À partir d’un mythe rapporté par Hésiode (VIIIème siècle avant notre ère), interrogeons la tortue d’Hermès : sa présence créatrice incarne le risque et le pari inespérés d’imaginer une œuvre nouvelle. C’est le premier manuel non écrit sur la pratique musicale occidentale.
1. Pour échapper à l’adversité : abattre la carte de l’inouï
Aussitôt né, Hermès sortit de sa grotte et rencontra sur son chemin une carapace de tortue dont il extirpa le reptile. Il eut alors le coup de génie de la faire sonner et résonner : «Hermès est le premier qui fabriqua une tortue qui chante. Il se trouva nez à nez avec elle à la porte de la cour, comme elle broutait la bonne herbe juste devant la maison, marchant à petit pas» (Hésiode, Hymne IV à Hermès, v. 25-28)
Entre-temps, Hermès cause un grave préjudice à son frère Apollon, qui veut le tuer tant il est furieux. Voici comment Hermès va déjouer sa vengeance : il lui joue de son instrument de musique. La musique adoucit instantanément Apollon, il est envoûté. Le son suave qu’Hermès extrait habilement de son instrument le séduit et l’apaise. Apollon en oublie sa rage. Il demande alors à Hermès de lui donner son instrument pour que lui aussi puisse en jouer.

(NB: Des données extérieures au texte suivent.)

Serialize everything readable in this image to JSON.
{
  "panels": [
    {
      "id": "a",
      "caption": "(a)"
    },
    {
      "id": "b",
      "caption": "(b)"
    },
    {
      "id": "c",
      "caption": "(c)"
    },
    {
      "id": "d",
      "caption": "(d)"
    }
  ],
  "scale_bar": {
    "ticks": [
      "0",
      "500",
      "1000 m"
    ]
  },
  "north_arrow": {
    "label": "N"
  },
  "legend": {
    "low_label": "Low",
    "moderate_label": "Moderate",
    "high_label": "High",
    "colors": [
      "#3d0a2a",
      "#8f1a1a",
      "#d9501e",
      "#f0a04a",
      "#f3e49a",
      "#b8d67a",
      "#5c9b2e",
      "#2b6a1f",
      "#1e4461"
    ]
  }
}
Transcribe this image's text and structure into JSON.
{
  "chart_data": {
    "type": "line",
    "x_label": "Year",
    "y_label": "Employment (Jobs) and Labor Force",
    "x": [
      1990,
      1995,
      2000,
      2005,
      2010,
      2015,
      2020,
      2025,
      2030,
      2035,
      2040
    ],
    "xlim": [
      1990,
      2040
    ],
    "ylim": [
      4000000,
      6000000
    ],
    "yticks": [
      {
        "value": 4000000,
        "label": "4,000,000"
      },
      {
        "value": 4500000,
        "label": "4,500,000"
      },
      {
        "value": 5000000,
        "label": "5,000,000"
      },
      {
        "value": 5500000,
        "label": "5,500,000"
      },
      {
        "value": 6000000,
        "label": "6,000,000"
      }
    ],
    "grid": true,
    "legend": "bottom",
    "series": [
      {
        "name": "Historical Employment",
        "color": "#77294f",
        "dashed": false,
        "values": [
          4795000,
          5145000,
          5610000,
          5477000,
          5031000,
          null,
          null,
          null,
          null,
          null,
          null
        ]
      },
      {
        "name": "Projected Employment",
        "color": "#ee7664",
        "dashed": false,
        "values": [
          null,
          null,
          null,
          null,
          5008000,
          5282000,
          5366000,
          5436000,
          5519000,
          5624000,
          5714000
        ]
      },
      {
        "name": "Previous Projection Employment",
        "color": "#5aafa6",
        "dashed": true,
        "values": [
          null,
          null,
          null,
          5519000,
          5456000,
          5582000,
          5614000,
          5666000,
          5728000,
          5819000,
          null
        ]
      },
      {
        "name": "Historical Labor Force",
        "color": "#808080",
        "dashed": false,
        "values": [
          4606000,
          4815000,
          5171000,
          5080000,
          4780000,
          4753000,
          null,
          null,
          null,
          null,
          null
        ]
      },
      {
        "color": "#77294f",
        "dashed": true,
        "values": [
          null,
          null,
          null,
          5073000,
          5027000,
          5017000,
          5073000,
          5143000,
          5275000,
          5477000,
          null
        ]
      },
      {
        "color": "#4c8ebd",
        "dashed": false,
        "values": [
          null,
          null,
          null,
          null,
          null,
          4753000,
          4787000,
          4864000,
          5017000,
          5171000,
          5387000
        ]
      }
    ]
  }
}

2. Tout est déjà dans l’instrument
Quand Hermès tend à Apollon cette carapace de tortue qui chante, il l’informe : «Moi, je ne veux pas t'empêcher de pénétrer les secrets de mon art. Tu sauras tout dès aujourd’hui». Mais aussitôt après il se ravise, arguant que le savoir qu’il détient est déjà dans l’instrument. Hermès : «Je l’ai bien compris moi-même : tu es riche de savoir. Il ne dépend que de toi d’apprendre ce qui te fait envie. […] Je vais te donner [l’instrument] ; toi, mon ami, donne-moi la gloire. Chante, prends dans tes bras cette amoureuse à la voix claire. […] Si quelqu’un qui est instruit l’interroge comme il faut, avec art, avec sagesse, elle dira mille choses qui feront plaisir à l’esprit ; elle voudra bien qu’on la touche avec de douces caresses. Elle n’aime pas que l’on peine à la tâche, et si quelqu’un, un ignorant, l’interroge d’abord avec brutalité, alors elle ne dira rien que des paroles en l’air. Il ne dépend que de toi d’apprendre ce qui te fait envie». (Hésiode, Hymne IV à Hermès, v. 464-465 et 473-488) Et Apollon de créer des hymnes qui vont le distinguer, notamment durant sa joute musicale avec Marsyas.
*
Ce propos est le premier texte occidental qui pose la question de l’enseignement de la composition et l’envie d’en maîtriser les outils. Cette sensibilité à l’inouï manifeste l’énergie créatrice primordiale qui transforme nos oreilles d’albâtre.